Conflux’s Game-Changing Upgrade: China’s L1 Blockchain Sets Sights on Offshore Yuan Stablecoin Dominance
China's homegrown blockchain heavyweight drops upgrade bombshell—with a stablecoin twist.
Conflux just flashed its roadmap for global DeFi domination. The Layer-1 player teased a major protocol overhaul timed with whispers of an offshore yuan-pegged stablecoin play. Talk about syncing monetary policy with blockchain rails.
When Beijing sneezes, crypto catches cold—but Conflux keeps building quarantine zones. Their 'Great Firewall-to-DeFi' pipeline just got juicier with this dual-pronged move. Upgrade the tech stack? Check. Court institutional capital with regulatory-friendly stablecoins? Double check.
Smart money's watching how this plays out. Most chains beg for adoption—Conflux might just have the PBOC on speed dial. Either way, bankers will still take 30% fees while pretending blockchain 'isn't ready yet.'
Proposed Yuan Stablecoin Aims to Power BRI Cross-Border Payments
The proposed stablecoin is intended to facilitate cross-border payments and commerce among BRI participants, leveraging blockchain infrastructure while remaining aligned with Chinese regulatory preferences.
The MOVE comes amid broader state-level discussions on the role of stablecoins and digital currencies in reshaping the global financial system.
Conflux also unveiled plans for Conflux 3.0, the network’s latest upgrade slated for release in August.
With a reported transaction processing speed of up to 15,000 TPS (transactions per second), the upgrade is positioned to enable large-scale settlement of real-world assets and cross-border payments.
The market responded quickly.

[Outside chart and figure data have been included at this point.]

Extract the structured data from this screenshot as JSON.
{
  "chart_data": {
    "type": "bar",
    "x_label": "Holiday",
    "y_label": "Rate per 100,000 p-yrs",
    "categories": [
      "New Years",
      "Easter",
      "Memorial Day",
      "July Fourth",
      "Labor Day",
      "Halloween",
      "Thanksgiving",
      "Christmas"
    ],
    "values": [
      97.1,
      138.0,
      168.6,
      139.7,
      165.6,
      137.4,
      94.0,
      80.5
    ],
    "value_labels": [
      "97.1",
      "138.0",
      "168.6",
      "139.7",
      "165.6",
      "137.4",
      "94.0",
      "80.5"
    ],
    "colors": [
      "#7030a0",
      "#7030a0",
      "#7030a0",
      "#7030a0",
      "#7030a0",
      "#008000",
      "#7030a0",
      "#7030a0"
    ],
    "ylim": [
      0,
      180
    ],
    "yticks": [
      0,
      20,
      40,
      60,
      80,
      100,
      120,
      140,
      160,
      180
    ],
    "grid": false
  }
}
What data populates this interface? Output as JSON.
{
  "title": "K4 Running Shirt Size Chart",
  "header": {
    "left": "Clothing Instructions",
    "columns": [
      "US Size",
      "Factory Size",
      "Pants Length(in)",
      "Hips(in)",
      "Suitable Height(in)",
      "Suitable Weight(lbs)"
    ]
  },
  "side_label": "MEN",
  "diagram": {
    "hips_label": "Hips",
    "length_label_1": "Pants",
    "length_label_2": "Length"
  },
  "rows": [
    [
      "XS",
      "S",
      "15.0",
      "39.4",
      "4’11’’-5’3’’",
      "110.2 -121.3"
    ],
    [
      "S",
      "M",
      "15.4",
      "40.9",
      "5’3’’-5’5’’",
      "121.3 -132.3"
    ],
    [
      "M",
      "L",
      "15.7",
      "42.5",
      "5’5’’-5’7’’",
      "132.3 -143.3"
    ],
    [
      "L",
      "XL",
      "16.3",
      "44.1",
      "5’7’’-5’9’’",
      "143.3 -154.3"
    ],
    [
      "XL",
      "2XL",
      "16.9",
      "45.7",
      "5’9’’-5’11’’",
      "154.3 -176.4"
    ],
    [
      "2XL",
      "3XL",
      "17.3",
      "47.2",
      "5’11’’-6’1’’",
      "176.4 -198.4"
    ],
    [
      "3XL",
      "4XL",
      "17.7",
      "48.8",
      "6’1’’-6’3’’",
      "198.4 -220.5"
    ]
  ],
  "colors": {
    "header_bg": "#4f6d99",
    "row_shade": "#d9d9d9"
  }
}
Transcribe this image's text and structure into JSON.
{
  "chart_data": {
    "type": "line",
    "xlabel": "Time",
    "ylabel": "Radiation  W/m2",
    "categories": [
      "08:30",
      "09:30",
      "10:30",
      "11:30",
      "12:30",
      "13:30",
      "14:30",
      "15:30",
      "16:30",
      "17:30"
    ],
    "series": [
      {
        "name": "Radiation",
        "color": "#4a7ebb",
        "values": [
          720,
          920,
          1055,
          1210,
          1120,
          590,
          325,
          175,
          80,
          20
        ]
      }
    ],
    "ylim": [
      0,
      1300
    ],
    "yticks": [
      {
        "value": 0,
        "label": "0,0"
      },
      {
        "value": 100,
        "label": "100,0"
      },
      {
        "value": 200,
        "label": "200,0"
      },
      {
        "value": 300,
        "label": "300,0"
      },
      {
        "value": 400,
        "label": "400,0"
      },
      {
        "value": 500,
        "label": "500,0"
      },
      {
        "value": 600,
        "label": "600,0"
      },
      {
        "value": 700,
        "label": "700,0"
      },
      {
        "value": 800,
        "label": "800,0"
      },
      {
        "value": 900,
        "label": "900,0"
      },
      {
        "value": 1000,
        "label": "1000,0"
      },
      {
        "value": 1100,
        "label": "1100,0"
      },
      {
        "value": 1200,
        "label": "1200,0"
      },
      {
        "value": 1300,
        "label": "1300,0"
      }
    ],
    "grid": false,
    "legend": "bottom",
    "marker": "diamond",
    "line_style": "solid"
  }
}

Conflux’s native token, CFX, surged 57% in the past 24 hours, reaching $0.22 with a market cap of $1.1 billion, according to The Block.
Meanwhile, Eastcompeace’s stock rallied 10% on the Shenzhen exchange, hitting the daily limit.
Earlier this month, Conflux shared that AnchorX was developing “AxCNH,” a stablecoin backed by the offshore yuan and supported by Conflux’s infrastructure.
Daily Top crypto Gainer – July 21@Conflux_Network $CFX | +42.7% (24h) | $0.2143
Why It’s Pumping:
CFX exploded on China-backed RMB stablecoin news, upgrade hype, and a brutal short squeeze.
Key Drivers:
• RMB Pilot: Announced at Shanghai event with AnchorX and China… pic.twitter.com/Ne6o0pb0xE
The initiative aligns with comments from People’s Bank of China Governor Pan Gongsheng, who said in June that stablecoins and CBDCs are transforming global payments.
Hong Kong’s regulatory landscape is also moving in parallel. A new licensing regime for stablecoin issuers is set to begin on August 1, adding further legitimacy to the sector.
Major Chinese firms like JD.com and ANT Group are reportedly lobbying for approval to issue yuan-backed stablecoins abroad.
Former Chinese Finance Official Pushes Yuan Stablecoins
Last week, former Deputy Finance Minister Zhu Guangyao urged integrating yuan-backed stablecoins into China’s top-level financial policy, citing the growing global role of dollar-pegged stablecoins.
Speaking at a closed-door seminar, Zhu warned that U.S. dollar stablecoins serve as an extension of U.S. monetary dominance, calling them the “third phase” of the Bretton Woods system.
He pointed to explosive stablecoin transaction volumes in 2024, surpassing Visa and Mastercard, and emphasized US efforts to consolidate regulatory control through new legislation like the Lummis–Gillibrand Act.
The move, Zhu argued, enhances the dollar’s global reach and liquidity while limiting space for non-dollar stablecoin growth.
Zhu proposed that China treat Hong Kong as a regulatory sandbox, develop both offshore and domestic yuan stablecoins, and monitor how the U.S. enforces stablecoin laws, especially against foreign issuers.
He stressed that yuan stablecoins could diversify global payment systems and support currency internationalization without risking capital account liberalization.